The United Kingdom’s top universities have suffered in this year’s QS World University Rankings, reportedly due to post-Brexit uncertainty and long-term funding concerns.
38 out of the UK’s 48 universities that made the top 400 list have dropped down in the rankings. Only 6, or 12%, have risen.
The University of Cambridge has also fallen out of the global top three for the first time since 2004, reports Aftab Ali of the Independent.
However, Cambridge, Oxford, University College London, and Imperial College London are all in the top 10. King’s College London, Edinburgh, and Manchester are in the top 30.
74% of the UK’s top-400 universities have dropped in both academic reputation and employer reputation, and 58% have dropped in international faculty members.
China, which benefits in the rankings from generous government research funding, has more universities in the top 100 than the UK for citations per faculty.
Despite this, the UK has retained its status as the world’s second-best nation for higher education, with the same numbers of top-400, top-100, and top-50 universities as last year. However, it seems that the US is stretching its lead, reports Sarah Harris of the Daily Mail, having taken all of the top three positions with the Massachusetts Institute of Technology, Stanford University, and Harvard. Asian universities are also catching up. 47% of US universities have risen through the rankings along with 68% of Asian universities.
If the focus is shifted to only London’s universities, the picture is much more positive, with more top 40 universities within its bounds than any other city in the world. London Mayor Sadiq Khan has vowed to make sure that London remains a top destination for students.
“People who come from abroad to study in London leave as ambassadors for our city, spreading the message that the capital is a fantastic place to live, work, and visit.
“I’m saying loud and clear to the world that London is open as the best place to study, do business, and innovate, and a city where all Londoners can take advantage of these opportunities.””
The performance of many other European countries has declined as well, but the UK took the worst hit.

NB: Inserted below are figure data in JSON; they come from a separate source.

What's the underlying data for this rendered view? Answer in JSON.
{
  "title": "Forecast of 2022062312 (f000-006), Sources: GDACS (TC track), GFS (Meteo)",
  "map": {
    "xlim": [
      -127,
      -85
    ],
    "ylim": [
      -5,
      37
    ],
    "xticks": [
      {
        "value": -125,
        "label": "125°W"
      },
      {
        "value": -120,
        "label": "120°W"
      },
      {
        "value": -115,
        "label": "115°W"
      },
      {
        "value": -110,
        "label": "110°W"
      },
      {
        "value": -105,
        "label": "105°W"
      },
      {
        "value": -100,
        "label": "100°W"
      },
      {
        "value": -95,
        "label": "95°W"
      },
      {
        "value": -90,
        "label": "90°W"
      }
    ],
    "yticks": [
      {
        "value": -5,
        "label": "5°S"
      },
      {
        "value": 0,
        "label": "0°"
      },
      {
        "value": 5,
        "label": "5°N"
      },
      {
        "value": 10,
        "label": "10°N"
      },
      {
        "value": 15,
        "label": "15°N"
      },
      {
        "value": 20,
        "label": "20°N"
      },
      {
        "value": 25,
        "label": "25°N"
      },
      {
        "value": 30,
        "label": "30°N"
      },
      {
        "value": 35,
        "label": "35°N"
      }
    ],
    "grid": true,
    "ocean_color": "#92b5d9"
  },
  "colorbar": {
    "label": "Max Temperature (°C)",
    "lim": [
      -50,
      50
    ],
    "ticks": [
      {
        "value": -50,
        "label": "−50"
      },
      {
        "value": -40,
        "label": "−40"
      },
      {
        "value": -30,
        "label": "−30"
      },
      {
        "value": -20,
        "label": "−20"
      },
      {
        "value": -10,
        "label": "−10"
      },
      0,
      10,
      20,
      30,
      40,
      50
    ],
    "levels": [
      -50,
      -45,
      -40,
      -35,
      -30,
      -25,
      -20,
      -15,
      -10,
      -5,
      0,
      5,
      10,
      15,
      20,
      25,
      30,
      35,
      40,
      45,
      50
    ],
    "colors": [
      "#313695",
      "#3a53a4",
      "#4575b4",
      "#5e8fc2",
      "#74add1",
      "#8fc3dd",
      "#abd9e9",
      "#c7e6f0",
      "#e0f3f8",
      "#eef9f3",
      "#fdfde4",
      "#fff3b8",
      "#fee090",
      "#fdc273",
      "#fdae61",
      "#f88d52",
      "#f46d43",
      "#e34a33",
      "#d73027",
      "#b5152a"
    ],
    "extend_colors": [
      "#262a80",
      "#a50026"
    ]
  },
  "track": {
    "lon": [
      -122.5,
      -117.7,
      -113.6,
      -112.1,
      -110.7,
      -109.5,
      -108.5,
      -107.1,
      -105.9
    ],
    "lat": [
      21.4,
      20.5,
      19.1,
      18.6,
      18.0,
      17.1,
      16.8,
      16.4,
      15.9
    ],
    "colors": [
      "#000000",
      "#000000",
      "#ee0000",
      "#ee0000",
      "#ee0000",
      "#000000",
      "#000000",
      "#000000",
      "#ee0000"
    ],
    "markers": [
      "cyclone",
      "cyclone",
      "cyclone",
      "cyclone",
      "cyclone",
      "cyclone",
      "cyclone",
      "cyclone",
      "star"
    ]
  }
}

According to Ben Sowter, head of research at QS Quacquarelli Symonds, the UK’s performance in the rankings has been negatively impacted by uncertainty for the future and long-term funding problems.
According to Sally Weale of the Guardian, he said:
“Uncertainty over research funding, immigration rules, and the ability to hire and retain top young talent from around the world seems to be damaging the reputation o the UK’s higher education sector.
The Brexit referendum actually took place after the closing of the QS surveys, but undoubtedly the debate added to the sense of uncertainty.
Sowter says that another factor is the reduced government funding for research in the UK. The chancellor’s pledge to guarantee EU-funding levels for research projects signed before the Autumn Statement is a “good step” towards tackling both factors.
The QS, a higher education think tank, began their World University Rankings 12 years ago. Their rankings are based on four categoires: research, teaching, employability of graduates, and internationalisation. The math includes academic reputation, employer reputation, faculty-student ratio, citations per faculty, international students, and international faculty.
The full list of QS World University Rankings for 2016-2017 is available online.